Nous refusons aujourd'hui l’obligation d’identifier nos animaux avec des puces électroniques,
et demain l'obligation de certifier les mâles reproducteurs.
Cette réglementation est justifiée par des arguments sanitaires et productivistes : résistance aux
maladies testées, meilleure productivité. La certification garantira par exemple la résistance à la maladie de la
tremblante du mouton.
Dans les faits, sélection génomique signifie perte de diversité génétique. Qui nous dit que tel bélier,
qui n’est pas résistant à la tremblante, ne serait pas en revanche résistant à d’autres maladies, ou bien que ses
qualités génétiques en feraient un animal très rustique, qui résisterait aux effets du réchauffement climatique
par exemple.
Et pourtant, ce bélier non conforme je n'aurais pas le droit de le posséder comme reproducteur. Dans
l'élevage laitier, les conséquences de l'érosion génétique sont déjà visibles : en France, il ne reste que 4
souches mâles de la race Holstein, d'où une extrême consanguinité qui entraine de graves maladies
génétiques. Le travail de sélection fait par les éleveurs sur des siècles, vraie richesse de notre profession, est
mis en danger.
Cela ne vous rappelle pas une autre histoire ? Celle des semences.
Nous avons perdu le droit de ressemer nos récoltes, des entreprises privées se sont appropriées ce
patrimoine génétique, beaucoup de variétés ont disparu. Par exemple, en 40 ans, dans 80% des pays
européens, nous avons perdu 95 % des variétés de blé locales avec tout leur potentiel agronomique et
génétique. Il en est de même de la certification des mâles : mettre en place des organismes certificateurs
revient à donner le monopole de la sélection à l'Etat, qui déléguera sûrement le travail à des entreprises
privées qui appauvriront la diversité génétique ovine ou caprine.
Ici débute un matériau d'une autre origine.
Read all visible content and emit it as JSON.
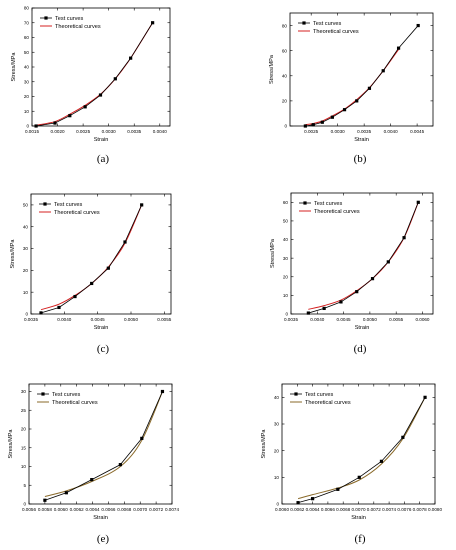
{
  "legend": {
    "test": "Test curves",
    "theory": "Theoretical curves"
  },
  "colors": {
    "test": "#000000",
    "theory": "#d42020",
    "theory_alt": "#8a6a2a"
  },
  "chart_data": [
    {
      "type": "line",
      "label": "(a)",
      "xlabel": "Strain",
      "ylabel": "Stress/MPa",
      "xlim": [
        0.0015,
        0.0042
      ],
      "ylim": [
        0,
        80
      ],
      "xticks": [
        "0.0015",
        "0.0020",
        "0.0025",
        "0.0030",
        "0.0035",
        "0.0040"
      ],
      "yticks": [
        "0",
        "10",
        "20",
        "30",
        "40",
        "50",
        "60",
        "70",
        "80"
      ],
      "legend_position": "top-left",
      "theory_color": "#d42020",
      "series": [
        {
          "name": "Test curves",
          "x": [
            0.00158,
            0.00195,
            0.00224,
            0.00254,
            0.00284,
            0.00313,
            0.00343,
            0.00386
          ],
          "y": [
            0,
            2,
            7,
            13,
            21,
            32,
            46,
            70
          ]
        },
        {
          "name": "Theoretical curves",
          "x": [
            0.00158,
            0.00195,
            0.00224,
            0.00254,
            0.00284,
            0.00313,
            0.00343,
            0.00386
          ],
          "y": [
            0.5,
            3,
            8,
            14,
            21.5,
            32,
            46,
            70
          ]
        }
      ]
    },
    {
      "type": "line",
      "label": "(b)",
      "xlabel": "Strain",
      "ylabel": "Stress/MPa",
      "xlim": [
        0.0021,
        0.0048
      ],
      "ylim": [
        0,
        90
      ],
      "xticks": [
        "0.0025",
        "0.0030",
        "0.0035",
        "0.0040",
        "0.0045"
      ],
      "yticks": [
        "0",
        "20",
        "40",
        "60",
        "80"
      ],
      "legend_position": "top-left",
      "theory_color": "#d42020",
      "series": [
        {
          "name": "Test curves",
          "x": [
            0.00239,
            0.00254,
            0.00271,
            0.0029,
            0.00313,
            0.00336,
            0.0036,
            0.00386,
            0.00415
          ],
          "y": [
            0,
            1,
            3,
            7,
            13,
            20,
            30,
            44,
            62
          ]
        },
        {
          "name": "Theoretical curves",
          "x": [
            0.00239,
            0.00254,
            0.00271,
            0.0029,
            0.00313,
            0.00336,
            0.0036,
            0.00386,
            0.00415
          ],
          "y": [
            1,
            2,
            4,
            8,
            13.5,
            21,
            30.5,
            44,
            61
          ]
        }
      ],
      "extra_point": {
        "x": 0.00452,
        "y": 80
      }
    },
    {
      "type": "line",
      "label": "(c)",
      "xlabel": "Strain",
      "ylabel": "Stress/MPa",
      "xlim": [
        0.0035,
        0.0056
      ],
      "ylim": [
        0,
        55
      ],
      "xticks": [
        "0.0035",
        "0.0040",
        "0.0045",
        "0.0050",
        "0.0055"
      ],
      "yticks": [
        "0",
        "10",
        "20",
        "30",
        "40",
        "50"
      ],
      "legend_position": "top-left",
      "theory_color": "#d42020",
      "series": [
        {
          "name": "Test curves",
          "x": [
            0.00365,
            0.00392,
            0.00416,
            0.00441,
            0.00466,
            0.00491,
            0.00516
          ],
          "y": [
            0.5,
            3,
            8,
            14,
            21,
            33,
            50
          ]
        },
        {
          "name": "Theoretical curves",
          "x": [
            0.00365,
            0.00392,
            0.00416,
            0.00441,
            0.00466,
            0.00491,
            0.00516
          ],
          "y": [
            2,
            4.5,
            8.5,
            14,
            21.5,
            32.5,
            50
          ]
        }
      ]
    },
    {
      "type": "line",
      "label": "(d)",
      "xlabel": "Strain",
      "ylabel": "Stress/MPa",
      "xlim": [
        0.0035,
        0.0062
      ],
      "ylim": [
        0,
        65
      ],
      "xticks": [
        "0.0035",
        "0.0040",
        "0.0045",
        "0.0050",
        "0.0055",
        "0.0060"
      ],
      "yticks": [
        "0",
        "10",
        "20",
        "30",
        "40",
        "50",
        "60"
      ],
      "legend_position": "top-left",
      "theory_color": "#d42020",
      "series": [
        {
          "name": "Test curves",
          "x": [
            0.00383,
            0.00413,
            0.00445,
            0.00475,
            0.00505,
            0.00535,
            0.00565,
            0.00592
          ],
          "y": [
            0.5,
            3,
            6.5,
            12,
            19,
            28,
            41,
            60
          ]
        },
        {
          "name": "Theoretical curves",
          "x": [
            0.00383,
            0.00413,
            0.00445,
            0.00475,
            0.00505,
            0.00535,
            0.00565,
            0.00592
          ],
          "y": [
            2.5,
            4.5,
            7.5,
            12.5,
            19,
            28,
            41,
            60
          ]
        }
      ]
    },
    {
      "type": "line",
      "label": "(e)",
      "xlabel": "Strain",
      "ylabel": "Stress/MPa",
      "xlim": [
        0.0056,
        0.0074
      ],
      "ylim": [
        0,
        32
      ],
      "xticks": [
        "0.0056",
        "0.0058",
        "0.0060",
        "0.0062",
        "0.0064",
        "0.0066",
        "0.0068",
        "0.0070",
        "0.0072",
        "0.0074"
      ],
      "yticks": [
        "0",
        "5",
        "10",
        "15",
        "20",
        "25",
        "30"
      ],
      "legend_position": "top-left",
      "theory_color": "#8a6a2a",
      "series": [
        {
          "name": "Test curves",
          "x": [
            0.0058,
            0.00607,
            0.00639,
            0.00675,
            0.00702,
            0.00728
          ],
          "y": [
            1,
            3,
            6.5,
            10.5,
            17.5,
            30
          ]
        },
        {
          "name": "Theoretical curves",
          "x": [
            0.0058,
            0.00607,
            0.00639,
            0.00675,
            0.00702,
            0.00728
          ],
          "y": [
            2,
            3.5,
            6,
            10,
            17,
            30
          ]
        }
      ]
    },
    {
      "type": "line",
      "label": "(f)",
      "xlabel": "Strain",
      "ylabel": "Stress/MPa",
      "xlim": [
        0.006,
        0.008
      ],
      "ylim": [
        0,
        45
      ],
      "xticks": [
        "0.0060",
        "0.0062",
        "0.0064",
        "0.0066",
        "0.0068",
        "0.0070",
        "0.0072",
        "0.0074",
        "0.0076",
        "0.0078",
        "0.0080"
      ],
      "yticks": [
        "0",
        "10",
        "20",
        "30",
        "40"
      ],
      "legend_position": "top-left",
      "theory_color": "#8a6a2a",
      "series": [
        {
          "name": "Test curves",
          "x": [
            0.00621,
            0.0064,
            0.00673,
            0.00701,
            0.0073,
            0.00758,
            0.00787
          ],
          "y": [
            0.5,
            2,
            5.5,
            10,
            16,
            25,
            40
          ]
        },
        {
          "name": "Theoretical curves",
          "x": [
            0.00621,
            0.0064,
            0.00673,
            0.00701,
            0.0073,
            0.00758,
            0.00787
          ],
          "y": [
            2,
            3.5,
            6,
            9,
            15,
            24.5,
            40
          ]
        }
      ]
    }
  ]
}
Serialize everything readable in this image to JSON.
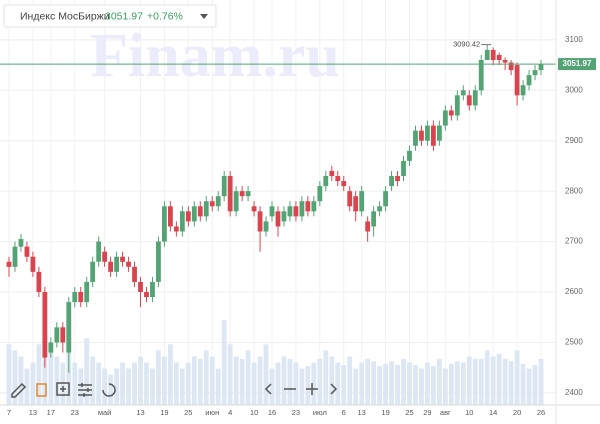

C’est leur donner autorité pour retirer à des
éleveurs la maîtrise de ce « matériel vivant ».
En pratique, comment administrer et contrôler les béliers, leur ascendance, leur descendance, leurs
traitements, leurs mouvements ? Avec la puce électronique !!! Elle permet de connaître, grâce au lecteur, son
propriétaire, sa généalogie, ses vaccinations.
La question de la certification des béliers est un bon exemple pour comprendre les enjeux du puçage.
Les deux arguments assénés aux éleveurs pour défendre la puce sont : la meilleure gestion du
troupeau qui augmente sa productivité, et la traçabilité qui peut facilement être contrôlée. Remarquons
qu'identification et génétique sont liées : dans les années 60, avec le début du génie génétique, on a
commencé à identifier chaque bête, et non plus chaque troupeau.
Pourtant, les éleveurs « vivent » leur troupeau comme une unité. Ils le connaissent parce qu’ils sont
en contact quotidien avec lui. Ils sont capables de savoir quelles brebis n’ont pas fait d’agneau, lesquelles ont
été malades et de quoi, ils savent évaluer l’âge d’une brebis en la voyant. C’est une gestion basée sur
l’observation, sur une connaissance intime de l’histoire du troupeau, de sa vie au quotidien, et qui pour ne
pas être purement rationnelle et scientifique, n’en est pas moins efficace.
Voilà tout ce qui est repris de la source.